Space Cows Review

The Switch isn’t left wanting when it comes to solid twin-stick shooters, forcing any ambitious new indie craving a slice of the pie to work harder in order to gain people’s attention. Some entries might focus on offering tight firing mechanics; others may try and woo you with an attractive art style. And then, on the far other side of the spectrum you have something like Space Cows: a not so serious genre spin, coated in campy aesthetics and zany humour. Both are incredibly charming initially, but only mask the unfair challenge and floaty gameplay for so long.

Levels in Space Cows are primarily linear, seeing you traverse wide-open and tight spaces alike.

Starting off with the positive, it’s nice to see a game of this sort take heavy cues from a futuristic style not too often seen anymore. Space Cows doesn’t task players with blasting their way through endless hordes of enemies within a ravaged dystopia, instead dropping you into a world of glitzy purples and bright yellows that’s more indicative of early 60s sci-fi serials. Is it all imitated in the name of parody? Sure. However, Space Cows ends up being quite a looker because of it, with steering your udder-equipped attacker through several linear levels always grabbing the eye.
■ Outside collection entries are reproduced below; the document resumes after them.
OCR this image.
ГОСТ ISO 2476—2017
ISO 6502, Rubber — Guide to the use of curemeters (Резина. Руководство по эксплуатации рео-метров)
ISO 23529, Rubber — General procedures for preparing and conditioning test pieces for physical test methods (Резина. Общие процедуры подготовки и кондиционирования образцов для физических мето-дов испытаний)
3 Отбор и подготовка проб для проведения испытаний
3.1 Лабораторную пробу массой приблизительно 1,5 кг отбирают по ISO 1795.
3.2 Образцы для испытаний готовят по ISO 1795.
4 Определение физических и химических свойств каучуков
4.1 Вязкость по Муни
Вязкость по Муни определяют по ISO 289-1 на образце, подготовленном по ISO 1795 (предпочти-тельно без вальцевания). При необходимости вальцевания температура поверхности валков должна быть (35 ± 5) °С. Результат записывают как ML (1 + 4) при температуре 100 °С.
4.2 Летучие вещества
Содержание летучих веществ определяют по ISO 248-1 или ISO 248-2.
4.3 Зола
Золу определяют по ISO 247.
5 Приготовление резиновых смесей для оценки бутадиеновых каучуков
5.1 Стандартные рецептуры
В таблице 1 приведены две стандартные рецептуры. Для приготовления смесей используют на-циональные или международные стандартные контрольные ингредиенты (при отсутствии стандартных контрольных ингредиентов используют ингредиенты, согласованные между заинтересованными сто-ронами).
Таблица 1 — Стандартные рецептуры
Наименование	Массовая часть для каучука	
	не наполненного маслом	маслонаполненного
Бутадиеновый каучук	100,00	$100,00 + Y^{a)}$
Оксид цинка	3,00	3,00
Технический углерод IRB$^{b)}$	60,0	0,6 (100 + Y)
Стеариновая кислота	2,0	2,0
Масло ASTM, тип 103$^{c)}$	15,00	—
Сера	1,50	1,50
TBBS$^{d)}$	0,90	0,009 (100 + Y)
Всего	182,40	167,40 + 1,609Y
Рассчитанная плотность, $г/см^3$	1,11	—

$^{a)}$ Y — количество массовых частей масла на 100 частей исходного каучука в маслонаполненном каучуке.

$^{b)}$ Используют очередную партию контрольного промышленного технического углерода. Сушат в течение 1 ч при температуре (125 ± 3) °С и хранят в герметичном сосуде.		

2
Space Cows offers up three difficulty settings to jump into at the start, which gives the game another chance to poke fun at those looking for an easy ride. Those who do this won’t be playing as one of the eponymous space cows, but rather a giant block of cheese, you know, just because. From here it falls into standard twin-stick shooter territory, tasking you with guiding your character through many obstacle-laden rooms, while firing toilet plungers at the hordes of plant-like aliens called “moo-tants”.

Laser obstacles are a common occurrence, with damage only avoidable through dashing.

Helping you do this are a handful of unique powers, such as being able to dash through lasers with just a tap of the L bumper (also useful for dodging around enemies), and the ability to slow down time. I came to rely on the latter quite a lot during my time with the game, largely because enemies surround you in such high numbers that most of the time it seems impossible to get through an area unscathed without it. All this you do while rescuing cows in need of your help, gathering milk to keep your lives replenished and battling endlessly with the floaty controls.

I get it, the entire game takes place in Zero-G, but one can’t help but feel that this is somehow just a cheeky narrative workaround to have Space Cows not handle well. Beloved twin-stick shooters are renowned for letting players manoeuvre and fire with precision, but those used to such genre staples won’t find it here. Instead, guiding your character around on the 2D plane is best likened to ice skating. And much like the zany art style and humour, it can grate after a while. It’s hard to see Space Cows appealing to anyone other than the casual crowd as a result.

Space Cows Nintendo Switch Screenshot
Space Cows’s art style is inspired by that classic, retro Sci-Fi aesthetic.

Overall, Space Cows isn’t a bad game when it comes to the many twin-stick shooters available on Switch. It’s just one that sacrifices accuracy for an irreverent brand of humour that only goes so far after the first hour or two. Couple this with unforgiving checkpoints amidst lengthy levels, and the relentless nature of enemies – even on the normal difficulty setting – and you have a mildly inventive 2D shooter that’s fun and harmless, sometimes even funny at times, yet with limited appeal.

Space Cows £6.99


Space Cows is a strange twin-stick shooter, sacrificing precision and control for well-intended humour that doesn’t always work. Its decision to approach the genre differently is endearing, but it’s lesser than its eShop peers as a result.